Facebook is getting in on Twitter’s action. Up until now, Twitter and Facebook were polar opposites in the social media world. Facebook has always been for sharing with a select group of friends, whereas Twitter is great if you need to make a short public announcement or outburst. Facebook has been tinkering and is finally moving into Twitter’s personal space – enter #hash-tags for Facebook.
The humble hash-tag or ‘#’ was given a new lease of life by Twitter, previously it was only really used when needing to get back to the main menu after spending an unreasonable amount of time navigating through corporate phone systems . Thank’s to Twitter, it is no used to group similar interests together so those that want to can information easily.
The hash-tag has since been adopted by many platforms and has also entered into everyday language. Google+, Instagram and Vine all use hash-tags, whereas Facebook has only now caught up. Facebook did try to promote its own trend discovery symbol, but even the mighty Facebook just couldn’t get their ‘@’ tag to stick. Albeit reluctantly, Facebook has followed suite. Socialites pushing their Twitter or Instagram updates through Facebook, previously did so with loss of the # functionality. This will also herald the birth of Facebook moving away from closed conversations into the general social population and may be the ‘gentle’ nudge needed to get Facebook users engaging more publicly. It is likely that the Facebook’s privacy settings will be updated and made even more complex however it is almost certain that status updates will become searchable not just within Facebook but also by major search engines too.

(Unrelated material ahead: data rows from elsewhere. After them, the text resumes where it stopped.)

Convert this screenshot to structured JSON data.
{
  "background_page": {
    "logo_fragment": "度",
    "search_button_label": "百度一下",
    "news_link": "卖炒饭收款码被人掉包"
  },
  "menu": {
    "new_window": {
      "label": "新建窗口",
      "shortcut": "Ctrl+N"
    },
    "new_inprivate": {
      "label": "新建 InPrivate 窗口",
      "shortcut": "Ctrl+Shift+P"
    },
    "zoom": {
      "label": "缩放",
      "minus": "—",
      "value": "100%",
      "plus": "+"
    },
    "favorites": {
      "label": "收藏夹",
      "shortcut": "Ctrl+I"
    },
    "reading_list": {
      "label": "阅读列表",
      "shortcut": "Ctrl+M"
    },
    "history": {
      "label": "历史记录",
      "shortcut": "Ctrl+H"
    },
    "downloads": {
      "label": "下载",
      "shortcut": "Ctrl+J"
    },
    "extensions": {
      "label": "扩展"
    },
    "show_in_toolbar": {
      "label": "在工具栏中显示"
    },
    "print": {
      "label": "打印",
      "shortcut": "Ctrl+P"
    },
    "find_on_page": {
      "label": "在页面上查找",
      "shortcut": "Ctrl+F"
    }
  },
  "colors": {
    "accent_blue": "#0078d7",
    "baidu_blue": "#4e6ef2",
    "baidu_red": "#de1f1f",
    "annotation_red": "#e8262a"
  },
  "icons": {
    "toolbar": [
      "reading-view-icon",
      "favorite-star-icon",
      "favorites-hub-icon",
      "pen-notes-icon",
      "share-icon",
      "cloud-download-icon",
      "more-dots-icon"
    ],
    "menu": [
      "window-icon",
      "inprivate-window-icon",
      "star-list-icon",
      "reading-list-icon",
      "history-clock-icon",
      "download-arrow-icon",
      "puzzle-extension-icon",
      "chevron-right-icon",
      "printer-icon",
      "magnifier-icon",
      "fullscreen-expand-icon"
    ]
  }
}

If there is one group in particular that will be embracing the hash-tag on Facebook it will be brands. Hash-tags will simplify the process for customers and loyal fans to talk about and engage with their favourite brands. Now, if anyone wants to lookup just who else is talking about us, typing #fivegeckos will reveal all Facebook conversations whereas it wouldn’t have any affect whatsoever in the original search bar.

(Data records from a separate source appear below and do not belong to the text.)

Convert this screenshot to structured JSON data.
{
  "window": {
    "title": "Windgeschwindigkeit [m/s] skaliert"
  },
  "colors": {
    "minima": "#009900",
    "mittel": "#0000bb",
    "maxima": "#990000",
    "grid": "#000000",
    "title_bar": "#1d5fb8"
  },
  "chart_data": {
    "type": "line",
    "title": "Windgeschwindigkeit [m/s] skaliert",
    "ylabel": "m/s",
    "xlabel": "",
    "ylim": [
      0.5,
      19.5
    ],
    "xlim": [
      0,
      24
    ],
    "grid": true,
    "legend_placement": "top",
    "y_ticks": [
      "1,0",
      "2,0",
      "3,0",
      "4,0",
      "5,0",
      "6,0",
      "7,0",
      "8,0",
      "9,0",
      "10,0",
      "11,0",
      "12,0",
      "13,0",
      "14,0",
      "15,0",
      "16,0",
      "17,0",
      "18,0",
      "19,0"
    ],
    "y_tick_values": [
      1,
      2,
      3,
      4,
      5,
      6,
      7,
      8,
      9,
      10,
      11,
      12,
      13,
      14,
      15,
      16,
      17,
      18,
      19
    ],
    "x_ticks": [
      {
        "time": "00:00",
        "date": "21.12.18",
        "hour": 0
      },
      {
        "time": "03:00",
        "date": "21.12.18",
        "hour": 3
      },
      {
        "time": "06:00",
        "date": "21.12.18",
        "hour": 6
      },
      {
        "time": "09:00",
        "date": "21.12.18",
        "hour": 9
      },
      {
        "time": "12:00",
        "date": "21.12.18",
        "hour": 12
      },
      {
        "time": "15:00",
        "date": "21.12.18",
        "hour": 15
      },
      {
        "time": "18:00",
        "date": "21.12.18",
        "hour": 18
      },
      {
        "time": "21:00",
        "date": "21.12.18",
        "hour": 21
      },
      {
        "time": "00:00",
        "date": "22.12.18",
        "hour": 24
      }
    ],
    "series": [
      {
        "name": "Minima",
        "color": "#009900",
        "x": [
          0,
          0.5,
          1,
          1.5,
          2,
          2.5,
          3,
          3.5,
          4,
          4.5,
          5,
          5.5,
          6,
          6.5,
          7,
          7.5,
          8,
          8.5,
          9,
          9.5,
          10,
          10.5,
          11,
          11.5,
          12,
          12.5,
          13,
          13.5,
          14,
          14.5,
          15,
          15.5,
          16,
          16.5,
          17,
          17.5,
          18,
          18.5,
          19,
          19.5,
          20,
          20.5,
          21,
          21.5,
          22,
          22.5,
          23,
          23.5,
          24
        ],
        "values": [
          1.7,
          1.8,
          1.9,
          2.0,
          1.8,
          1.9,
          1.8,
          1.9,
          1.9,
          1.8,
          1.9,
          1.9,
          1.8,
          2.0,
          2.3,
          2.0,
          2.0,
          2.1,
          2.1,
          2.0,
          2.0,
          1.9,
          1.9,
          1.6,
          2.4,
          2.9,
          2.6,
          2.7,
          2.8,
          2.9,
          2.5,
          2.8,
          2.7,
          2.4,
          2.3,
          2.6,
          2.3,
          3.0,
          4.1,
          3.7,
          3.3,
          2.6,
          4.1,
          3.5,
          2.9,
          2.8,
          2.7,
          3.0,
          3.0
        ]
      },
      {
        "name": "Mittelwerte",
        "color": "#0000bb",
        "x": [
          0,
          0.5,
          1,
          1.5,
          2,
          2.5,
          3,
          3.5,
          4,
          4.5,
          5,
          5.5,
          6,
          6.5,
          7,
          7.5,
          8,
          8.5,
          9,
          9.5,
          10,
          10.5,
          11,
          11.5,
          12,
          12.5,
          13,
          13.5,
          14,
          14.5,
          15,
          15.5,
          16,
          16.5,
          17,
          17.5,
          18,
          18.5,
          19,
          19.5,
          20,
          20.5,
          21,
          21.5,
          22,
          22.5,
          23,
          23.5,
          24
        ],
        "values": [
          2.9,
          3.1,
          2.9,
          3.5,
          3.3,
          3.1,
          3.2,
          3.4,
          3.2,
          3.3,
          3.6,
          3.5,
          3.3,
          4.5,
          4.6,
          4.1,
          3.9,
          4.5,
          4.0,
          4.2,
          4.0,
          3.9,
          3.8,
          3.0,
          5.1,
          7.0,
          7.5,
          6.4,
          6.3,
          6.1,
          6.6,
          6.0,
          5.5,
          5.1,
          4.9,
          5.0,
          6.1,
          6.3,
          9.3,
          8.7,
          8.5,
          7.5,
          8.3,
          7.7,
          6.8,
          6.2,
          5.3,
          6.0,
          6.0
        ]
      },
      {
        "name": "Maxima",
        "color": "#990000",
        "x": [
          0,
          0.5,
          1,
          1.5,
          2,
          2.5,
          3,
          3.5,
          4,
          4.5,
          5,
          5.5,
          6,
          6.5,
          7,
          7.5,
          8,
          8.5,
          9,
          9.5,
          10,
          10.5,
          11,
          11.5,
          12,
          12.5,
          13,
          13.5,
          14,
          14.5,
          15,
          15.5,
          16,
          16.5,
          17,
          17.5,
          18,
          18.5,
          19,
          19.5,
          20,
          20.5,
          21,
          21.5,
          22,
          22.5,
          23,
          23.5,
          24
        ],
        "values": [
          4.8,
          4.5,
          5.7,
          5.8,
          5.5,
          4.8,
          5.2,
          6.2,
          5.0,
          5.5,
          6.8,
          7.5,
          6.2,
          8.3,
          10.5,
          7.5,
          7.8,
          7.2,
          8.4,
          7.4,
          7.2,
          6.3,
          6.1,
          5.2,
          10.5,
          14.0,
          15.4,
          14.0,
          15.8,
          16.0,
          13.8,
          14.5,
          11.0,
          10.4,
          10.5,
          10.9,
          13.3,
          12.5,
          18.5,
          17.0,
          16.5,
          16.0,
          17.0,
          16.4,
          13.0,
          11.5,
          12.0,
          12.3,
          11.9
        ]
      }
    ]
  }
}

So what does this mean for SEO? Good SEO has always been about relevance and context for web users ensuring that the overall experience is a positive one for both the website and its visitors. Instead of just forcing irrelevant ads to Facebook users, hash-tags will allow brands/companies to include their messages to a relevant audience who are already engaging with the brand, its products or services. All of a sudden, recent Facebook changes are making sense. The cutting of some ad programs such as sponsored stories which were originally marketed to brands as a way to get their posts in-front of a larger audience is no more. Could this be the birth of sponsored #hashtags?
Facebook hashtags are still being rolled out and not all accounts have access to them yet but you can bet that it will be swiftly followed by ‘trending hashtags’ & ‘ insights’. Google is not currently able to retrieve information from Facebook at a similar level to the likes of Twitter and Google+ so the direct impact on Google SEO will be fairly minimal however there are many indirect methods that will prove useful and engaging with potential customers alongside existing fans can only be a positive step from a user experience perspective.